Labor Roundup | April 2021

Amazon union drive helped by White House, NFL, Hollywood. The election to unionize a Bessemer, Ala., Amazon warehouse employing almost 6,000 workers is getting support from a variety of figures, from President Biden and Sen. Bernie Sanders, I-Vt., to National Football League players and actors Danny Glover and Tina Fey. “Every worker should have a free and fair choice to join a union,” Biden said about the voting, which ended March 30.

Biden inaction on Saudis’ Khashoggi assassination upsets News Guild. President Joe Biden’s decision to take no action against Saudi Arabia’s Crown Prince Mohammed Bin Salman for ordering the murder of journalist Jamal Khashoggi angers The News Guild. A Salman-sent hit squad in 2018 killed and dismembered Khashoggi, a contributor to the Washington Post, when the writer entered the Saudi consulate in Istanbul, Turkey, to get a visa for his fiancée. U.S. intelligence said Salman was responsible. Khashoggi had criticized Saudi Arabia’s monarchy and advocated more democracy there.

“The Washington-Baltimore News Guild is profoundly disappointed in President Joe Biden’s decision not to penalize the Saudi Arabian government for its role” said the local in a statement endorsed by News Guild international president Jon Schleuss.

Elsewhere, the Guild is winning organizing drives – but lost a Chicago takeover. The threat of hedge funds and other “vulture capitalists” ruining or closing local newspapers is prompting more newsrooms to organize with The News Guild, defending their communities and themselves. Recently, the staff at the Austin American-Statesman voted to join The Guild, following colleagues at the Dallas Morning News and the Fort Worth Star-Telegram and at the New York Daily News.

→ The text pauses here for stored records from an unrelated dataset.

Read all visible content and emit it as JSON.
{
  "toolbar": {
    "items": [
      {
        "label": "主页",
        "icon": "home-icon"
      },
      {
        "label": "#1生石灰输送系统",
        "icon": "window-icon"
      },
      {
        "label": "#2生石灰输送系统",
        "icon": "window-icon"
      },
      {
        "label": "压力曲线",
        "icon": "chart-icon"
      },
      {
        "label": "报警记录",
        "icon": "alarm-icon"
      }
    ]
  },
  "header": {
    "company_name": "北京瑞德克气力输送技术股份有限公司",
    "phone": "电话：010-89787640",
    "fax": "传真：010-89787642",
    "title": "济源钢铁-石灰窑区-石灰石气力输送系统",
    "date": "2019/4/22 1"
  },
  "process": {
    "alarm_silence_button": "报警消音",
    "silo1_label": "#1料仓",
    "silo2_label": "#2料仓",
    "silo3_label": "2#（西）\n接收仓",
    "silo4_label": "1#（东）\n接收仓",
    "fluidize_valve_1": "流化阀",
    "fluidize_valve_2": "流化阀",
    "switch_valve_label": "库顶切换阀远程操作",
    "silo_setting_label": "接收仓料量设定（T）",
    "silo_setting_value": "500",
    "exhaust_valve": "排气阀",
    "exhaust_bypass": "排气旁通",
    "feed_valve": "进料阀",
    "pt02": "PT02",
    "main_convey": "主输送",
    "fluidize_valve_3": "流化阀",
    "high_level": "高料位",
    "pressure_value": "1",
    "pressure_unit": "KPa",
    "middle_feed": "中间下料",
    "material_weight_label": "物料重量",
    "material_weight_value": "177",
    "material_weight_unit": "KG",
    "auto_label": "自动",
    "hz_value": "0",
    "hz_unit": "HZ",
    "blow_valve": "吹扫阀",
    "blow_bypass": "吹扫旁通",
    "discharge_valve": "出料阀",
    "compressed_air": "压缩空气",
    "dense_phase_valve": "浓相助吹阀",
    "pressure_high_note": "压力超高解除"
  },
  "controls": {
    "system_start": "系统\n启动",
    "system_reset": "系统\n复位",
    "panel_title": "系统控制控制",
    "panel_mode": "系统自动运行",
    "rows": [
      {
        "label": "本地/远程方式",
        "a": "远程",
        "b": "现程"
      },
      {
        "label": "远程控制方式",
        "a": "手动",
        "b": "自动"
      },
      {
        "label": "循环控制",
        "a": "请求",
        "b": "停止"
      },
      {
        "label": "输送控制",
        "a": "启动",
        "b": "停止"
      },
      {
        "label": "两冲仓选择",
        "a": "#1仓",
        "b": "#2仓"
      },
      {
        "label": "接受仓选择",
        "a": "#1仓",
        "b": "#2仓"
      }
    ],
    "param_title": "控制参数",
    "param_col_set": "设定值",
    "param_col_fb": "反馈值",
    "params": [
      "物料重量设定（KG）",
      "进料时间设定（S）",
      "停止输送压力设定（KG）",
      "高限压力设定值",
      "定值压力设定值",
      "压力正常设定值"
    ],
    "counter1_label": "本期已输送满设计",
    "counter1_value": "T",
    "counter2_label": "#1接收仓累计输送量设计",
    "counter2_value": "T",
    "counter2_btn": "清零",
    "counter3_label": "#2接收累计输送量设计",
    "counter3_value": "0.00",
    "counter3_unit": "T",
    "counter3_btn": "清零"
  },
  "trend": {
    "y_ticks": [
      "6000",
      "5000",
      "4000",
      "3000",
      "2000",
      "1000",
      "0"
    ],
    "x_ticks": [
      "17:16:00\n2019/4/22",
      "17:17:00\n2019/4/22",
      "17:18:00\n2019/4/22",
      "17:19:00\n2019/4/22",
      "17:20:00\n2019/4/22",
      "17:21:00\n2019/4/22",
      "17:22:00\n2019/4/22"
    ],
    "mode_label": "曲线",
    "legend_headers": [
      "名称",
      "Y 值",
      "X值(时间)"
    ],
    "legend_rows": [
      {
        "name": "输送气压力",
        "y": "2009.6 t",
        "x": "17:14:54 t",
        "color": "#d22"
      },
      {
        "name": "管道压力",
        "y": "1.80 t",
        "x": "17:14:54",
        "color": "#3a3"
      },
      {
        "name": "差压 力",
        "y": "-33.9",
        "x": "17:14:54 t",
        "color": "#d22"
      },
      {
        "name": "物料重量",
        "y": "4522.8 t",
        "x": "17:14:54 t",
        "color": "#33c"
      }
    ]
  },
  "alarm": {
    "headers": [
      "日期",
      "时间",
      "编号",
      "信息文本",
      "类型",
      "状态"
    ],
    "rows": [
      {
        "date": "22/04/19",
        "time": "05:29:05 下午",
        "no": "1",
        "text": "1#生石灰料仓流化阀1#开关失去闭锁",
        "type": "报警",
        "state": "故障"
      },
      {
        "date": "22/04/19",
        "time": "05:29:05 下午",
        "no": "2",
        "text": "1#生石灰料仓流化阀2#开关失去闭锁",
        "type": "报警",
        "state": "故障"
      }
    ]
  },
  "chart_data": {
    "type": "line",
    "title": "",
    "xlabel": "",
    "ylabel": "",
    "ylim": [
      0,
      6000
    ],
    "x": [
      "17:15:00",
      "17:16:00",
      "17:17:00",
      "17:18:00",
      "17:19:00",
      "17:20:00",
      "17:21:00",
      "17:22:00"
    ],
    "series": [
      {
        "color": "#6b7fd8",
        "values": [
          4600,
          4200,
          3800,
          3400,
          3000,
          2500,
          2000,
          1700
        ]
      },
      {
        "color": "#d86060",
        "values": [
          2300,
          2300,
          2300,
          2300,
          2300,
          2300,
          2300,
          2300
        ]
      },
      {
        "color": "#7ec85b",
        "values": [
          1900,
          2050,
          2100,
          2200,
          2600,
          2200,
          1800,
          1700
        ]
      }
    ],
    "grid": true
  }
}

The same day, The Guild announced 75% of staffers at 11 dailies and more weeklies in Southern California filed union recognition election cards, and staffers at four papers in Washington state said they seek card-check recognition, but would hold an election in March if they didn’t get it.

However, the notorious Alden Global Capital in February gobbled up Tribune Media, including the Chicago Tribune, where TNG won an historic election a year ago. Alden’s slash-burn-and-sell ownership has hurt newspapers and journalism.

“Tribune wants to furlough half of the Chicago Tribune’s features and sports departments, plus an unspecified number of photographers, for three months,” the Guild said. “It’s in addition to furloughs and pay cuts they want to implement for everyone else.”

Midwest-to-Mexico rerun: Mondelēz closing two unionized plants. Mimicking what it did a few years ago to 600 members of the Bakery, Confectionery and Tobacco Workers and Grain Millers (BCTGM) union, the snack-food giant Mondelēz is closing two unionized plants, in Atlanta and Fairlawn, N.J., and moving the jobs to Salinas, Mexico, and the low-paid workers there.

“Closing bakeries and shifting production to low-wage countries like Mexico has been the Mondelēz strategy for decades,” said union President Anthony Shelton. “The decision by Mondelēz to close bakeries in North America and move production to a recently built $500 million facility in Salinas, Mexico, is an effort to avoid unionization and take advantage of low-wage workers and lax food safety and environmental regulations.”

That same Salinas plant took the former Oreo cookies line in Chicago.

House panel probing meatpackers’ refusal to protect workers. After the United Food and Commercial Workers union alerted the public to unsafe working conditions at Waterloo and Sioux Falls meatpacking plants where the pandemic was raging, the union campaigned to close the plants until they were cleaned and workers were protected. Corporations instead appealed to the White House, which supported ongoing operations. Likewise, bosses at a Tyson plant near Rock Island, Ill., rejected a county health department offer “to set up facility-wide testing through a local clinic.”

Now, a special House committee investigating the federal government’s response, or lack of it, to the pandemic is investigating big meatpackers’ refusal to protect workers against COVID-19.

“Given the hundreds of meatpacking worker deaths associated with meatpacking plants, there is ample evidence of the grave risk they have faced at their jobs during the pandemic,” said the panel in a letter to James Frederick, the top career official at OSHA, who’s now running it. “Yet rather than use its authority to create an enforceable standard…OSHA only suggested non-binding guidance that companies are free to ignore.

“Under the Trump administration, OSHA failed to bring meaningful enforcement actions against meatpacking companies that violated existing worker safety standards during the pandemic,” it continued. “OSHA issued penalties related to the coronavirus totaling over $3.9 million, but the agency issued only eight citations and less than $80,000 in penalties for coronavirus-related violations at meatpacking companies.”